Собрался бороться за трон и сын Владимира Ярослав, прозванный позже Мудрым. Неизвестно, чем бы кончилось дело, но Святополк опередил брата и начал убирать возможных соперников.
Таково было состояние душ и умов в древнерусском государстве: до «силы в правде» оставалось еще три века, монастыри с евангельским укладом жизни едва начинались, духовных отцов для народа, чтоб шла метанойя, не было. И курсов катехизации, как в древней апостольской Церкви, тоже не было. Жизнь человека не стоила почти ничего, убил, особенно если ты князь, и прошел мимо, отомстил обидчику зубом за зуб – сохранил лицо. Но.
Стояли уже церкви-лебеди – любимый народный образ, звонили колокола, собирая молиться бояр и смердов, объединяя на всеобщую опасность, молились иконам с образами Спасителя и Божией Девы, а святых особо тогда и не было, разве что пара греческих.
Что трудней для воина: поднять меч для защиты себя или не поднять?
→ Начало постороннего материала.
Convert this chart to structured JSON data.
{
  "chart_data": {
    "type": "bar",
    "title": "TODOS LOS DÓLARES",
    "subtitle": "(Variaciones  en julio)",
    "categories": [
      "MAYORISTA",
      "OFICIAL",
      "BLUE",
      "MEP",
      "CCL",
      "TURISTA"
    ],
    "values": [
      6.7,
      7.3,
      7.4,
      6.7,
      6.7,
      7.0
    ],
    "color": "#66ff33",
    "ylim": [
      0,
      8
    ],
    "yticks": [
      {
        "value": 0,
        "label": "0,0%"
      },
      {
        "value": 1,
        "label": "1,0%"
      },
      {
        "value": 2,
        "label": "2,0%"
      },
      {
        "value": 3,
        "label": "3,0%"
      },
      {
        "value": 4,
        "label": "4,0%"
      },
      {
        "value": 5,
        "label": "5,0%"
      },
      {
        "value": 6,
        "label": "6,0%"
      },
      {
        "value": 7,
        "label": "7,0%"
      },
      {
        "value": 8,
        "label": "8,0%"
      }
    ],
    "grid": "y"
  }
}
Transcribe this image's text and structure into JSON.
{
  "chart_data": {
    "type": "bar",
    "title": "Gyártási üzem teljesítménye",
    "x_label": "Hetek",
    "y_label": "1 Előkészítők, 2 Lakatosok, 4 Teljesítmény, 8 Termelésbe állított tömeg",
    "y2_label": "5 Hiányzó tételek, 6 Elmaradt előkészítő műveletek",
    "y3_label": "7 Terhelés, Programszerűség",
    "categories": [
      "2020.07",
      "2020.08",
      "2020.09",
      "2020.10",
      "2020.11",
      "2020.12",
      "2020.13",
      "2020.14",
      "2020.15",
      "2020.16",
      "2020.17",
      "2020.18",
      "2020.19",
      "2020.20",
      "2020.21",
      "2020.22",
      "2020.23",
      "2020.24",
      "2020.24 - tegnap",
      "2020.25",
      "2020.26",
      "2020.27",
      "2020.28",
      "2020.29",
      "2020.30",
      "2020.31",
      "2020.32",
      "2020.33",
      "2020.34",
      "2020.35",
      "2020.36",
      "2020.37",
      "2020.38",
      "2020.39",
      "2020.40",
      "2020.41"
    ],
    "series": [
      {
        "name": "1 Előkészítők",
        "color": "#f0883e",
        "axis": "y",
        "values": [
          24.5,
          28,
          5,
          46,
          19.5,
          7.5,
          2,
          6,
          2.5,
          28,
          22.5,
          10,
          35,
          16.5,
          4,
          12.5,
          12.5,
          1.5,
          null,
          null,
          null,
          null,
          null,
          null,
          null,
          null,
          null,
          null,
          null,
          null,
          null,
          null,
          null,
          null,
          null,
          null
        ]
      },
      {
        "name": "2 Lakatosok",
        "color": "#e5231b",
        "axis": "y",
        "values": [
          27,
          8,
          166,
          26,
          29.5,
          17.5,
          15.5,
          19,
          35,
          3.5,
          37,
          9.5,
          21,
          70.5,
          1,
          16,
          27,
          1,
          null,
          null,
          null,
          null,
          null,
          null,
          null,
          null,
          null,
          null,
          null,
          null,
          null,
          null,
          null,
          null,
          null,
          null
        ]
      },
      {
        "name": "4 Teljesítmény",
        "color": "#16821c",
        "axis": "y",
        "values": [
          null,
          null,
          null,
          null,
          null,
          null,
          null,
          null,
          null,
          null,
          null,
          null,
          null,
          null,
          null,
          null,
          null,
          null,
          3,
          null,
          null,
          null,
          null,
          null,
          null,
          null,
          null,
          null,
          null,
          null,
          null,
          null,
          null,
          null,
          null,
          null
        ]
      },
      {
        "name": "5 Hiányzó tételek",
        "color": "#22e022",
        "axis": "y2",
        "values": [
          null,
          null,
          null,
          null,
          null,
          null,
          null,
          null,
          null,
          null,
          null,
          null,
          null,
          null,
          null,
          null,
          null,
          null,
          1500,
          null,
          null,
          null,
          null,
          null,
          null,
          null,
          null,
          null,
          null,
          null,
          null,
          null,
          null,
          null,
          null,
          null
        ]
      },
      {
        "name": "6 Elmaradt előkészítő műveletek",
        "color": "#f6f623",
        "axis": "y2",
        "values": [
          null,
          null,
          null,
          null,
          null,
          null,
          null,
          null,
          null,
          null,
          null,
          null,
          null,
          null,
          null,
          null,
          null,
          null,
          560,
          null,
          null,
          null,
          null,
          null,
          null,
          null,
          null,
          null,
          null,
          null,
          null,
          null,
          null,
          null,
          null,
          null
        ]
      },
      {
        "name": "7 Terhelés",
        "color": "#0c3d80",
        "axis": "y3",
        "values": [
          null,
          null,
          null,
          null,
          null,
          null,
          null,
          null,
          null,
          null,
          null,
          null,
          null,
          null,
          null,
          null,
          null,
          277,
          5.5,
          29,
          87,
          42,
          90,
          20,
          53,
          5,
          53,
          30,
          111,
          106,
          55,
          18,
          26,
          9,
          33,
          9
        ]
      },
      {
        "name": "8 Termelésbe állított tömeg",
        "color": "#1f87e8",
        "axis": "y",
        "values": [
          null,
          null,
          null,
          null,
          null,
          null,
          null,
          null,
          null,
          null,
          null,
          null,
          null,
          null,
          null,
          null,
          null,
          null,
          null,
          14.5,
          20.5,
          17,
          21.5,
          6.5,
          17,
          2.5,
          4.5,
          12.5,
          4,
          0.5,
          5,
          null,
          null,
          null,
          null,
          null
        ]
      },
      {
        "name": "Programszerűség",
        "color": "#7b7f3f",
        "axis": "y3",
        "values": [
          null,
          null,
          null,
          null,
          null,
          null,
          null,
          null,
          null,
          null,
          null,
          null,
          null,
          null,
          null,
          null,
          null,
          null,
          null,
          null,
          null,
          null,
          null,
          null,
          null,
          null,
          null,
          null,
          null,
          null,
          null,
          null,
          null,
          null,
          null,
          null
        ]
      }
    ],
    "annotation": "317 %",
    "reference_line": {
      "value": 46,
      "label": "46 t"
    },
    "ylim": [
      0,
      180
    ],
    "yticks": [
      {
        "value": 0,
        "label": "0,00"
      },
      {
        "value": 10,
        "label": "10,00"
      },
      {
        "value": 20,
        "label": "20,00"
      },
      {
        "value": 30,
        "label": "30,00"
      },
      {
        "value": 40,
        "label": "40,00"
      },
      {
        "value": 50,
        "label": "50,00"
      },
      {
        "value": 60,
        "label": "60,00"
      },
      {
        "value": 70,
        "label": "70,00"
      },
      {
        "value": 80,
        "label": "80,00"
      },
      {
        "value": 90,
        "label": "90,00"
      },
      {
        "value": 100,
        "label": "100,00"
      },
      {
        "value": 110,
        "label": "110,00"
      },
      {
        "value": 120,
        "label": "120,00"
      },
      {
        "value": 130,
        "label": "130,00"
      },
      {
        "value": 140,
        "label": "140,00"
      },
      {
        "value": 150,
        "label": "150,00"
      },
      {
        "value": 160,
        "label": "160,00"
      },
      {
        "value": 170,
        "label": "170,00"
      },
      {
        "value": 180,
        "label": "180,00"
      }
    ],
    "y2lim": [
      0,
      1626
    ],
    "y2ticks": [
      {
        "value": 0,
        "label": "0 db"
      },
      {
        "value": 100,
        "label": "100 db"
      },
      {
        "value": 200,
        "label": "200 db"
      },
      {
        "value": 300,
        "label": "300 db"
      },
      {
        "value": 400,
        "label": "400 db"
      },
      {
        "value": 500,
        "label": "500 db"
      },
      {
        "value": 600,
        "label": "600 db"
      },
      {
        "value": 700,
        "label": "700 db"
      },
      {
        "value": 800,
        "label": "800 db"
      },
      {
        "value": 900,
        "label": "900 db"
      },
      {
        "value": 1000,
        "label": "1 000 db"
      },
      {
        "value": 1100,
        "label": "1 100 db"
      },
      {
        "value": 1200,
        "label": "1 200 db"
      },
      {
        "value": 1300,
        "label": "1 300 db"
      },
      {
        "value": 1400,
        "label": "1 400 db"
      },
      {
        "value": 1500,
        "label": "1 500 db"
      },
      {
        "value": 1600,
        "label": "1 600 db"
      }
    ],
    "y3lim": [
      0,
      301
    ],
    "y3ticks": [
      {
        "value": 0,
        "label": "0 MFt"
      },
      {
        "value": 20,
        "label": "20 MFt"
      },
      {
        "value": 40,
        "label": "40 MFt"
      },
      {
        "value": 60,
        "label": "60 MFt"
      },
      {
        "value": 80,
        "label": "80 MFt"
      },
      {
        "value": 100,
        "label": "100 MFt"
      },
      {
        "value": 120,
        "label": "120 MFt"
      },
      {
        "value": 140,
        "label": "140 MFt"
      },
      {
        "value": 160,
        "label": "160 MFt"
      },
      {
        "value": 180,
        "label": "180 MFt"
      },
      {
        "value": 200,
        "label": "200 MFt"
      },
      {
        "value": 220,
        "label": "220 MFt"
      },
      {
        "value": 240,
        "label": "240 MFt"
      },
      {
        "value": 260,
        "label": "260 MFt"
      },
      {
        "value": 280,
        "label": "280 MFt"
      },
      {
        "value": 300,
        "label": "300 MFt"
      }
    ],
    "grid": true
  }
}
Когда дружинники князя Бориса узнали, что Святополк сел в Киеве и других братьев не жалует, то предложили ему захватить киевский престол. Дружина жила, в том числе, и войной (не так важно, с кем) и плох был тот князь, кто не умел «потешить» своих воинов. Борис отказался:
«Если я пойду в дом отца своего, то многие обратят мое сердце к мысли изгнать брата моего, как это сделал отец мой, прежде святого крещения, ради славы княжения мира сего» и распустил свою дружину (по другим источникам, воины сами покинули его).
Оставшись только с самыми ближними людьми, князь Борис, предупрежденный о намерении Святополка, поехал в свой удел в Ростов. Святополк устроил засаду в дороге: подосланный убийца ночью дождался у шатра, пока князь закончит молитву и ляжет спать, и бросился на Бориса. Тот, зная, кто и почему его убивает, не обнажил меча: «Не подниму руки на брата своего».
Борис был еще жив, когда на дороге убийцы, везшие, как думали, его тело, встретили двух варягов, посланных Святополком на помощь – вдруг Борису удастся сбежать, ведь воин-то знатный. Варяги и добили князя. Тело Бориса тайно было привезено в Вышгород и погребено у церкви Святого Василия. Ему было всего 25.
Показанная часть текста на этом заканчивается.